Saturday, September 03, 2005

Reuters photographer remains in jail

In a continuing clash between Reuters and coalition authorities in Iraq, a review board consisting of 9 people -- 6 of them Iraqis -- determined that Reuters photographer and cameraman Ali Omar Abrehem al-Mashhadani should remain in Abu Ghraib. He is considered a threat to security.

Lt. Col. Steven Boylan, director of the Combined Press Information Center in Baghdad said about security risks.
"If the same journalist, say, continues to pop up prior to explosions or attacks consistently, and it comes to someone's attention," that could be cause for suspicion, he says. Evidence of explosive residue on a person's clothes would be another.

"If you happen to be a journalist in the wrong place at the wrong time, the process will bear that out and you will be released," Boylan says.
They aren't releasing Ali, which speaks volumes.
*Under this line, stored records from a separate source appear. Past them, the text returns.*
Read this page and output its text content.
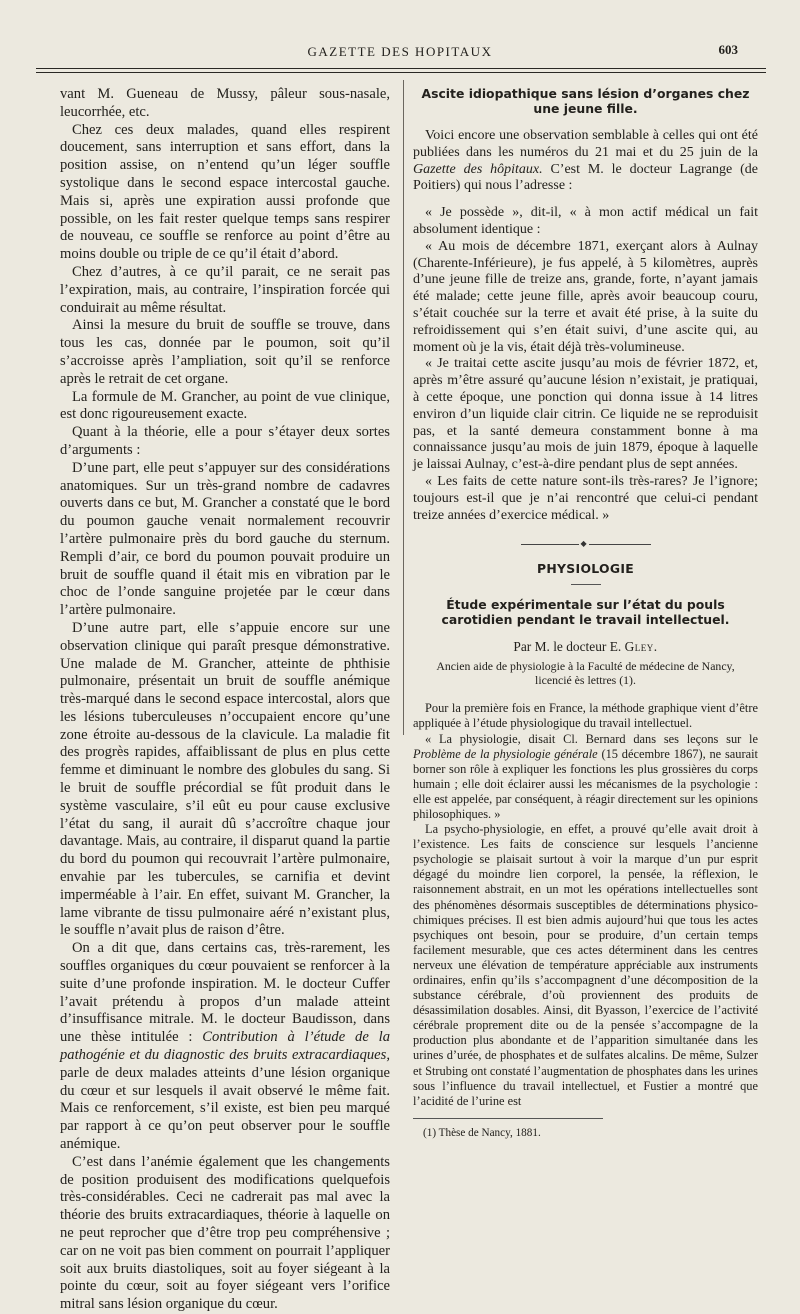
GAZETTE DES HOPITAUX	603

vant M. Gueneau de Mussy, pâleur sous-nasale, leucorrhée, etc.

Chez ces deux malades, quand elles respirent doucement, sans interruption et sans effort, dans la position assise, on n’entend qu’un léger souffle systolique dans le second espace intercostal gauche. Mais si, après une expiration aussi profonde que possible, on les fait rester quelque temps sans respirer de nouveau, ce souffle se renforce au point d’être au moins double ou triple de ce qu’il était d’abord.

Chez d’autres, à ce qu’il parait, ce ne serait pas l’expiration, mais, au contraire, l’inspiration forcée qui conduirait au même résultat.

Ainsi la mesure du bruit de souffle se trouve, dans tous les cas, donnée par le poumon, soit qu’il s’accroisse après l’ampliation, soit qu’il se renforce après le retrait de cet organe.

La formule de M. Grancher, au point de vue clinique, est donc rigoureusement exacte.

Quant à la théorie, elle a pour s’étayer deux sortes d’arguments :

D’une part, elle peut s’appuyer sur des considérations anatomiques. Sur un très-grand nombre de cadavres ouverts dans ce but, M. Grancher a constaté que le bord du poumon gauche venait normalement recouvrir l’artère pulmonaire près du bord gauche du sternum. Rempli d’air, ce bord du poumon pouvait produire un bruit de souffle quand il était mis en vibration par le choc de l’onde sanguine projetée par le cœur dans l’artère pulmonaire.

D’une autre part, elle s’appuie encore sur une observation clinique qui paraît presque démonstrative. Une malade de M. Grancher, atteinte de phthisie pulmonaire, présentait un bruit de souffle anémique très-marqué dans le second espace intercostal, alors que les lésions tuberculeuses n’occupaient encore qu’une zone étroite au-dessous de la clavicule. La maladie fit des progrès rapides, affaiblissant de plus en plus cette femme et diminuant le nombre des globules du sang. Si le bruit de souffle précordial se fût produit dans le système vasculaire, s’il eût eu pour cause exclusive l’état du sang, il aurait dû s’accroître chaque jour davantage. Mais, au contraire, il disparut quand la partie du bord du poumon qui recouvrait l’artère pulmonaire, envahie par les tubercules, se carnifia et devint imperméable à l’air. En effet, suivant M. Grancher, la lame vibrante de tissu pulmonaire aéré n’existant plus, le souffle n’avait plus de raison d’être.

On a dit que, dans certains cas, très-rarement, les souffles organiques du cœur pouvaient se renforcer à la suite d’une profonde inspiration. M. le docteur Cuffer l’avait prétendu à propos d’un malade atteint d’insuffisance mitrale. M. le docteur Baudisson, dans une thèse intitulée : Contribution à l’étude de la pathogénie et du diagnostic des bruits extracardiaques, parle de deux malades atteints d’une lésion organique du cœur et sur lesquels il avait observé le même fait. Mais ce renforcement, s’il existe, est bien peu marqué par rapport à ce qu’on peut observer pour le souffle anémique.

C’est dans l’anémie également que les changements de position produisent des modifications quelquefois très-considérables. Ceci ne cadrerait pas mal avec la théorie des bruits extracardiaques, théorie à laquelle on ne peut reprocher que d’être trop peu compréhensive ; car on ne voit pas bien comment on pourrait l’appliquer soit aux bruits diastoliques, soit au foyer siégeant à la pointe du cœur, soit au foyer siégeant vers l’orifice mitral sans lésion organique du cœur.

Ascite idiopathique sans lésion d’organes chez une jeune fille.

Voici encore une observation semblable à celles qui ont été publiées dans les numéros du 21 mai et du 25 juin de la Gazette des hôpitaux. C’est M. le docteur Lagrange (de Poitiers) qui nous l’adresse :

« Je possède », dit-il, « à mon actif médical un fait absolument identique :

« Au mois de décembre 1871, exerçant alors à Aulnay (Charente-Inférieure), je fus appelé, à 5 kilomètres, auprès d’une jeune fille de treize ans, grande, forte, n’ayant jamais été malade; cette jeune fille, après avoir beaucoup couru, s’était couchée sur la terre et avait été prise, à la suite du refroidissement qui s’en était suivi, d’une ascite qui, au moment où je la vis, était déjà très-volumineuse.

« Je traitai cette ascite jusqu’au mois de février 1872, et, après m’être assuré qu’aucune lésion n’existait, je pratiquai, à cette époque, une ponction qui donna issue à 14 litres environ d’un liquide clair citrin. Ce liquide ne se reproduisit pas, et la santé demeura constamment bonne à ma connaissance jusqu’au mois de juin 1879, époque à laquelle je laissai Aulnay, c’est-à-dire pendant plus de sept années.

« Les faits de cette nature sont-ils très-rares? Je l’ignore; toujours est-il que je n’ai rencontré que celui-ci pendant treize années d’exercice médical. »

◆
PHYSIOLOGIE
Étude expérimentale sur l’état du pouls carotidien pendant le travail intellectuel.
Par M. le docteur E. Gley.
Ancien aide de physiologie à la Faculté de médecine de Nancy, licencié ès lettres (1).

Pour la première fois en France, la méthode graphique vient d’être appliquée à l’étude physiologique du travail intellectuel.

« La physiologie, disait Cl. Bernard dans ses leçons sur le Problème de la physiologie générale (15 décembre 1867), ne saurait borner son rôle à expliquer les fonctions les plus grossières du corps humain ; elle doit éclairer aussi les mécanismes de la psychologie : elle est appelée, par conséquent, à réagir directement sur les opinions philosophiques. »

La psycho-physiologie, en effet, a prouvé qu’elle avait droit à l’existence. Les faits de conscience sur lesquels l’ancienne psychologie se plaisait surtout à voir la marque d’un pur esprit dégagé du moindre lien corporel, la pensée, la réflexion, le raisonnement abstrait, en un mot les opérations intellectuelles sont des phénomènes désormais susceptibles de déterminations physico-chimiques précises. Il est bien admis aujourd’hui que tous les actes psychiques ont besoin, pour se produire, d’un certain temps facilement mesurable, que ces actes déterminent dans les centres nerveux une élévation de température appréciable aux instruments ordinaires, enfin qu’ils s’accompagnent d’une décomposition de la substance cérébrale, d’où proviennent des produits de désassimilation dosables. Ainsi, dit Byasson, l’exercice de l’activité cérébrale proprement dite ou de la pensée s’accompagne de la production plus abondante et de l’apparition simultanée dans les urines d’urée, de phosphates et de sulfates alcalins. De même, Sulzer et Strubing ont constaté l’augmentation de phosphates dans les urines sous l’influence du travail intellectuel, et Fustier a montré que l’acidité de l’urine est

(1) Thèse de Nancy, 1881.
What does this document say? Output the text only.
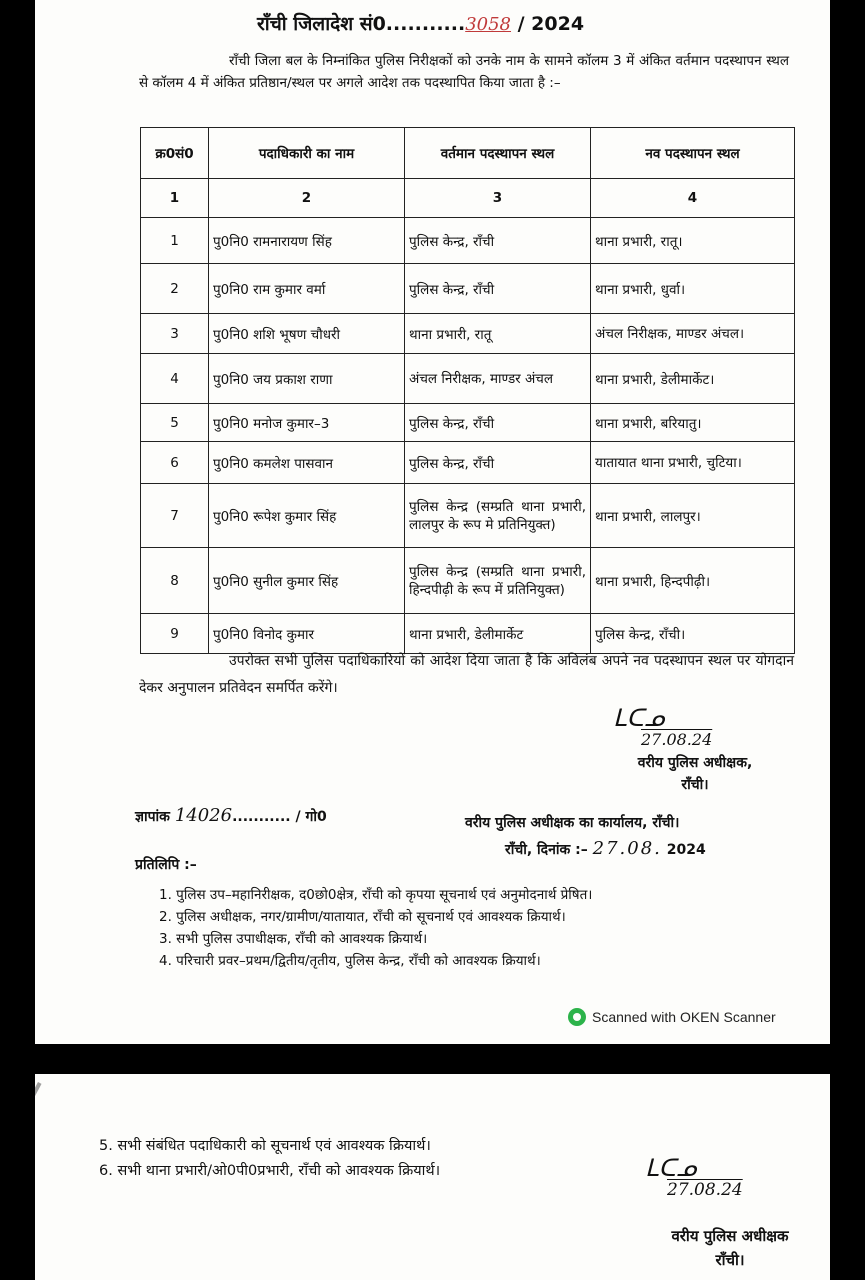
राँची जिलादेश सं0...........3058 / 2024
राँची जिला बल के निम्नांकित पुलिस निरीक्षकों को उनके नाम के सामने कॉलम 3 में अंकित वर्तमान पदस्थापन स्थल से कॉलम 4 में अंकित प्रतिष्ठान/स्थल पर अगले आदेश तक पदस्थापित किया जाता है :–
क्र0सं0	पदाधिकारी का नाम	वर्तमान पदस्थापन स्थल	नव पदस्थापन स्थल
1	2	3	4
1	पु0नि0 रामनारायण सिंह	पुलिस केन्द्र, राँची	थाना प्रभारी, रातू।
2	पु0नि0 राम कुमार वर्मा	पुलिस केन्द्र, राँची	थाना प्रभारी, धुर्वा।
3	पु0नि0 शशि भूषण चौधरी	थाना प्रभारी, रातू	अंचल निरीक्षक, माण्डर अंचल।
4	पु0नि0 जय प्रकाश राणा	अंचल निरीक्षक, माण्डर अंचल	थाना प्रभारी, डेलीमार्केट।
5	पु0नि0 मनोज कुमार–3	पुलिस केन्द्र, राँची	थाना प्रभारी, बरियातु।
6	पु0नि0 कमलेश पासवान	पुलिस केन्द्र, राँची	यातायात थाना प्रभारी, चुटिया।
7	पु0नि0 रूपेश कुमार सिंह	पुलिस केन्द्र (सम्प्रति थाना प्रभारी, लालपुर के रूप मे प्रतिनियुक्त)	थाना प्रभारी, लालपुर।
8	पु0नि0 सुनील कुमार सिंह	पुलिस केन्द्र (सम्प्रति थाना प्रभारी, हिन्दपीढ़ी के रूप में प्रतिनियुक्त)	थाना प्रभारी, हिन्दपीढ़ी।
9	पु0नि0 विनोद कुमार	थाना प्रभारी, डेलीमार्केट	पुलिस केन्द्र, राँची।
उपरोक्त सभी पुलिस पदाधिकारियों को आदेश दिया जाता है कि अविलंब अपने नव पदस्थापन स्थल पर योगदान देकर अनुपालन प्रतिवेदन समर्पित करेंगे।
ᒪᑕᓄ
27.08.24
वरीय पुलिस अधीक्षक,
राँची।
ज्ञापांक 14026........... / गो0	वरीय पुलिस अधीक्षक का कार्यालय, राँची।
राँची, दिनांक :– 27.08. 2024
प्रतिलिपि :–
1. पुलिस उप–महानिरीक्षक, द0छो0क्षेत्र, राँची को कृपया सूचनार्थ एवं अनुमोदनार्थ प्रेषित।
2. पुलिस अधीक्षक, नगर/ग्रामीण/यातायात, राँची को सूचनार्थ एवं आवश्यक क्रियार्थ।
3. सभी पुलिस उपाधीक्षक, राँची को आवश्यक क्रियार्थ।
4. परिचारी प्रवर–प्रथम/द्वितीय/तृतीय, पुलिस केन्द्र, राँची को आवश्यक क्रियार्थ।
Scanned with OKEN Scanner
5. सभी संबंधित पदाधिकारी को सूचनार्थ एवं आवश्यक क्रियार्थ।
6. सभी थाना प्रभारी/ओ0पी0प्रभारी, राँची को आवश्यक क्रियार्थ।	ᒪᑕᓄ
27.08.24
वरीय पुलिस अधीक्षक
राँची।
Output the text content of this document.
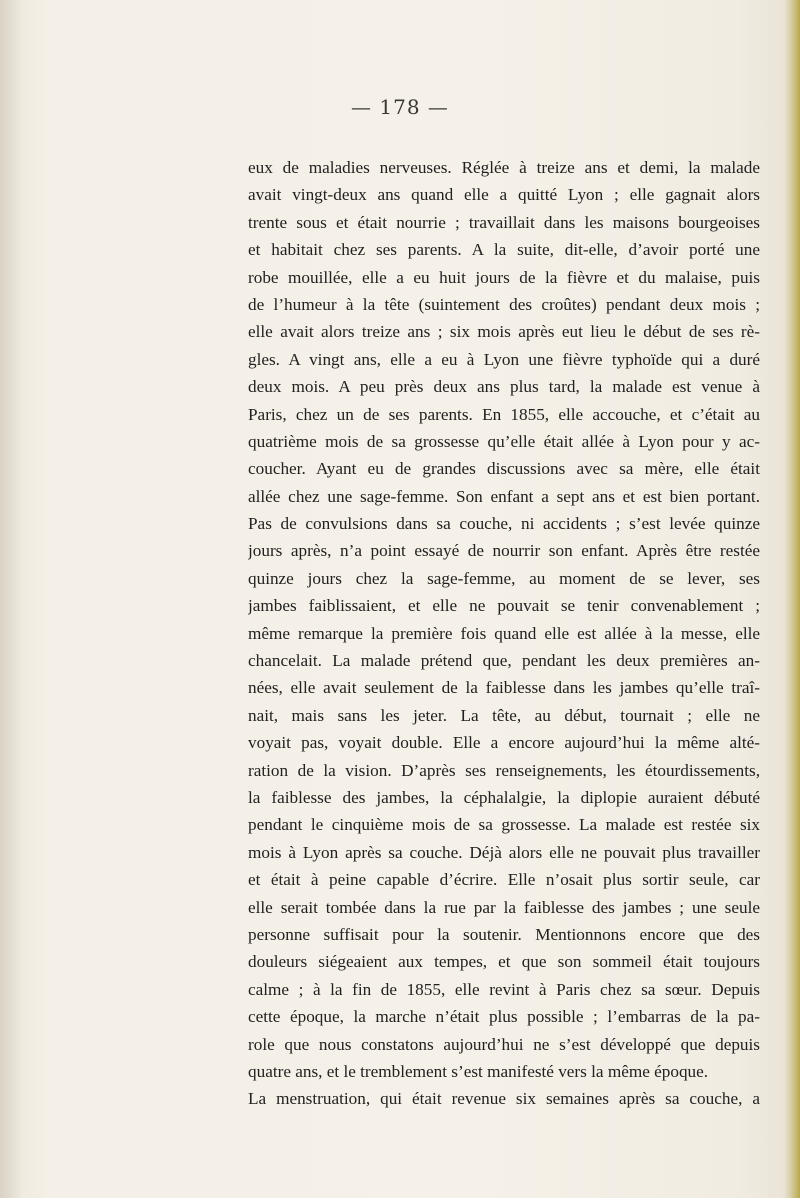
— 178 —
eux de maladies nerveuses. Réglée à treize ans et demi, la malade
avait vingt-deux ans quand elle a quitté Lyon ; elle gagnait alors
trente sous et était nourrie ; travaillait dans les maisons bourgeoises
et habitait chez ses parents. A la suite, dit-elle, d’avoir porté une
robe mouillée, elle a eu huit jours de la fièvre et du malaise, puis
de l’humeur à la tête (suintement des croûtes) pendant deux mois ;
elle avait alors treize ans ; six mois après eut lieu le début de ses rè-
gles. A vingt ans, elle a eu à Lyon une fièvre typhoïde qui a duré
deux mois. A peu près deux ans plus tard, la malade est venue à
Paris, chez un de ses parents. En 1855, elle accouche, et c’était au
quatrième mois de sa grossesse qu’elle était allée à Lyon pour y ac-
coucher. Ayant eu de grandes discussions avec sa mère, elle était
allée chez une sage-femme. Son enfant a sept ans et est bien portant.
Pas de convulsions dans sa couche, ni accidents ; s’est levée quinze
jours après, n’a point essayé de nourrir son enfant. Après être restée
quinze jours chez la sage-femme, au moment de se lever, ses
jambes faiblissaient, et elle ne pouvait se tenir convenablement ;
même remarque la première fois quand elle est allée à la messe, elle
chancelait. La malade prétend que, pendant les deux premières an-
nées, elle avait seulement de la faiblesse dans les jambes qu’elle traî-
nait, mais sans les jeter. La tête, au début, tournait ; elle ne
voyait pas, voyait double. Elle a encore aujourd’hui la même alté-
ration de la vision. D’après ses renseignements, les étourdissements,
la faiblesse des jambes, la céphalalgie, la diplopie auraient débuté
pendant le cinquième mois de sa grossesse. La malade est restée six
mois à Lyon après sa couche. Déjà alors elle ne pouvait plus travailler
et était à peine capable d’écrire. Elle n’osait plus sortir seule, car
elle serait tombée dans la rue par la faiblesse des jambes ; une seule
personne suffisait pour la soutenir. Mentionnons encore que des
douleurs siégeaient aux tempes, et que son sommeil était toujours
calme ; à la fin de 1855, elle revint à Paris chez sa sœur. Depuis
cette époque, la marche n’était plus possible ; l’embarras de la pa-
role que nous constatons aujourd’hui ne s’est développé que depuis
quatre ans, et le tremblement s’est manifesté vers la même époque.
La menstruation, qui était revenue six semaines après sa couche, a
And if you wonder why the Reuters news there is so slanted, there is this to consider: According to Barry Moody, Reuters' editor for the Middle East and Africa. "Of the 66 journalists Reuters currently employs in Iraq, 60 are Iraqi."

On Sunday night "a Reuters TV crew came under fire by U.S. forces as they drove to the scene of a shooting. Soundman Waleed Khaled was killed and cameraman Haider Kadhem was slightly wounded, questioned and released." There is such a thing as being too close to the action. If someone is too stupid to know it, or are there because they want to document Americans being shot at, they deserve to die.